Святые места Октябрьской революции и ее вождей оказались приватизированными одной из политических сил и из мест “всенародного поклонения” превратились в род “красных комнат” или даже явочных квартир. После выхода в тираж (в известное время) объектов культа Сталина теперь отправлены на пенсию места ленинского и вообще революционного культа, и сегодня, можно сказать, одни пенсионеры поклоняются другим. Без многотысячного людского хвоста, перманентно заворачивающего с Красной площади в Александровский сад, без наследников дела Ленина, лезущих по весне и осени на трибуну уступчатой пирамидки, мавзолей, даже при наличии начинки – всего лишь памятник русской архитектуры и истории.
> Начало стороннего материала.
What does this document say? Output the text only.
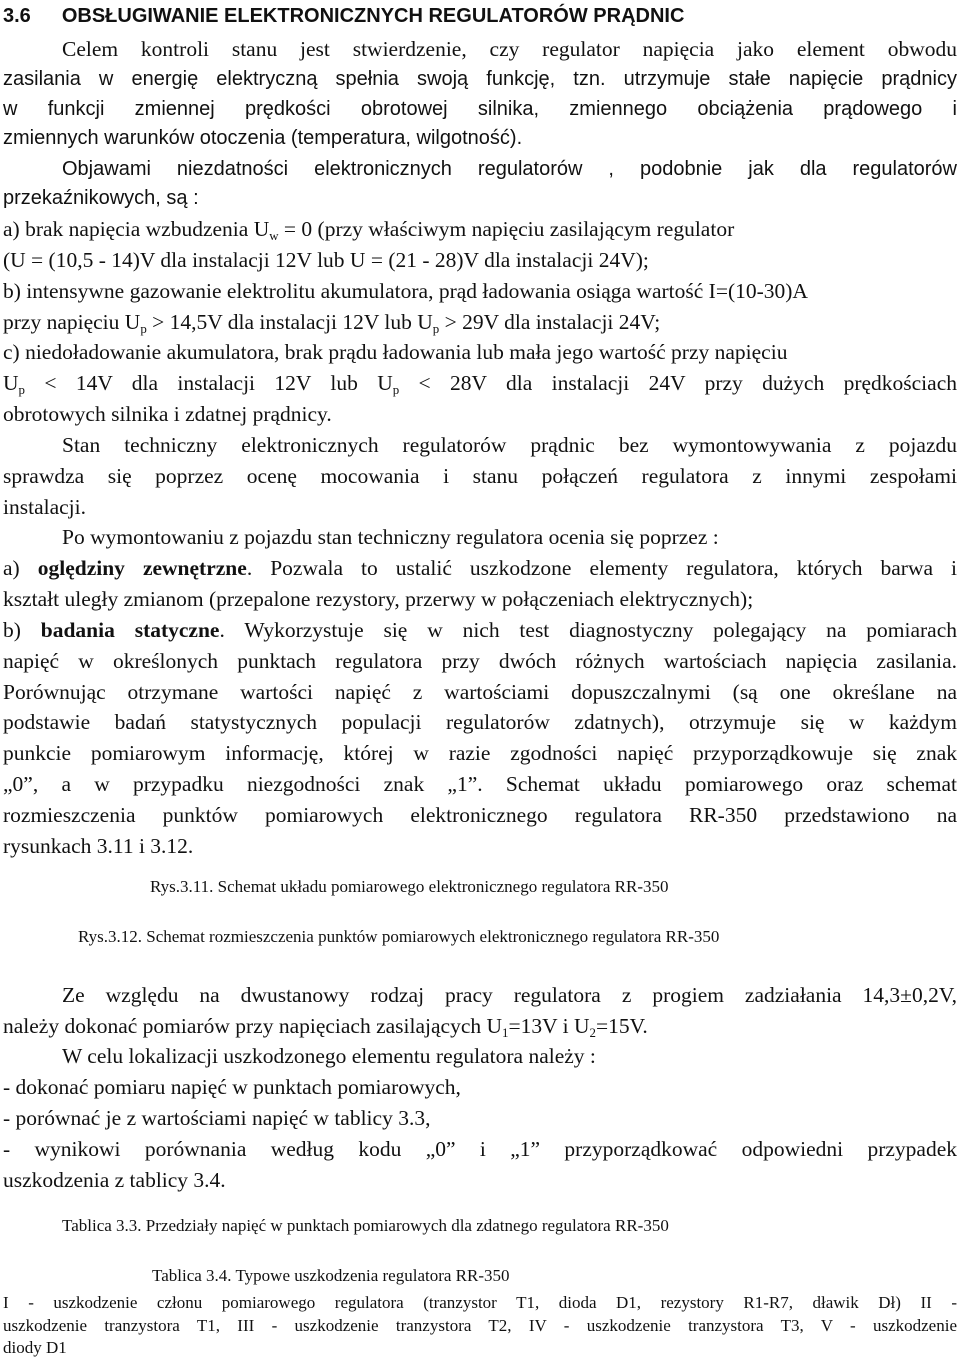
3.6 OBSŁUGIWANIE ELEKTRONICZNYCH REGULATORÓW PRĄDNIC
Celem kontroli stanu jest stwierdzenie, czy regulator napięcia jako element obwodu
zasilania w energię elektryczną spełnia swoją funkcję, tzn. utrzymuje stałe napięcie prądnicy
w funkcji zmiennej prędkości obrotowej silnika, zmiennego obciążenia prądowego i
zmiennych warunków otoczenia (temperatura, wilgotność).
Objawami niezdatności elektronicznych regulatorów , podobnie jak dla regulatorów
przekaźnikowych, są :
a) brak napięcia wzbudzenia $U_w = 0$ (przy właściwym napięciu zasilającym regulator
(U = (10,5 - 14)V dla instalacji 12V lub U = (21 - 28)V dla instalacji 24V);
b) intensywne gazowanie elektrolitu akumulatora, prąd ładowania osiąga wartość I=(10-30)A
przy napięciu $U_p > 14,5V$ dla instalacji 12V lub $U_p > 29V$ dla instalacji 24V;
c) niedoładowanie akumulatora, brak prądu ładowania lub mała jego wartość przy napięciu
$U_p < 14V$ dla instalacji 12V lub $U_p < 28V$ dla instalacji 24V przy dużych prędkościach
obrotowych silnika i zdatnej prądnicy.
Stan techniczny elektronicznych regulatorów prądnic bez wymontowywania z pojazdu
sprawdza się poprzez ocenę mocowania i stanu połączeń regulatora z innymi zespołami
instalacji.
Po wymontowaniu z pojazdu stan techniczny regulatora ocenia się poprzez :
a) oględziny zewnętrzne. Pozwala to ustalić uszkodzone elementy regulatora, których barwa i
kształt uległy zmianom (przepalone rezystory, przerwy w połączeniach elektrycznych);
b) badania statyczne. Wykorzystuje się w nich test diagnostyczny polegający na pomiarach
napięć w określonych punktach regulatora przy dwóch różnych wartościach napięcia zasilania.
Porównując otrzymane wartości napięć z wartościami dopuszczalnymi (są one określane na
podstawie badań statystycznych populacji regulatorów zdatnych), otrzymuje się w każdym
punkcie pomiarowym informację, której w razie zgodności napięć przyporządkowuje się znak
„0”, a w przypadku niezgodności znak „1”. Schemat układu pomiarowego oraz schemat
rozmieszczenia punktów pomiarowych elektronicznego regulatora RR-350 przedstawiono na
rysunkach 3.11 i 3.12.
Rys.3.11. Schemat układu pomiarowego elektronicznego regulatora RR-350
Rys.3.12. Schemat rozmieszczenia punktów pomiarowych elektronicznego regulatora RR-350
Ze względu na dwustanowy rodzaj pracy regulatora z progiem zadziałania 14,3±0,2V,
należy dokonać pomiarów przy napięciach zasilających $U_1=13V$ i $U_2=15V$.
W celu lokalizacji uszkodzonego elementu regulatora należy :
- dokonać pomiaru napięć w punktach pomiarowych,
- porównać je z wartościami napięć w tablicy 3.3,
- wynikowi porównania według kodu „0” i „1” przyporządkować odpowiedni przypadek
uszkodzenia z tablicy 3.4.
Tablica 3.3. Przedziały napięć w punktach pomiarowych dla zdatnego regulatora RR-350
Tablica 3.4. Typowe uszkodzenia regulatora RR-350
I - uszkodzenie członu pomiarowego regulatora (tranzystor T1, dioda D1, rezystory R1-R7, dławik Dł) II -
uszkodzenie tranzystora T1, III - uszkodzenie tranzystora T2, IV - uszkodzenie tranzystora T3, V - uszkodzenie
diody D1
Да и Красная площадь в целом потеряла свою харизму – ее планетоподобную покатость больше не утюжит бронетехника, раз за разом метафорически покоряя землю, то есть осуществляя мечту вождя Мировой революции, лежащего в подтрибунном пространстве.

Пожалуй, только для России, признавшей себя правопреемницей СССР, Великая Отечественная война советского народа в полной мере осталась ее войной: все прочие бывшие составляющие Союза-победителя в разной степени дистанцируются от такого подхода к общему боевому прошлому. Последнее обстоятельство само по себе предопределяет упадок значимости святых мест войны. Да к тому же еще Ленинград со Сталинградом – супергероические русские города, оставшиеся у России после развала Союза, изменили свои названия, и если визуально они ясно различимы как объекты поклонения, то вербально – не вполне.

Советское культурное сознание можно определить как в целом резервационное, зазаборное по отношению к Западу, а пришедшее ему на смену постсоветское (его либеральную ипостась) – как провинциальное. При этом внутрироссийские отношения провинции к метрополии (Москве) эволюционировали в прямо противоположном направлении.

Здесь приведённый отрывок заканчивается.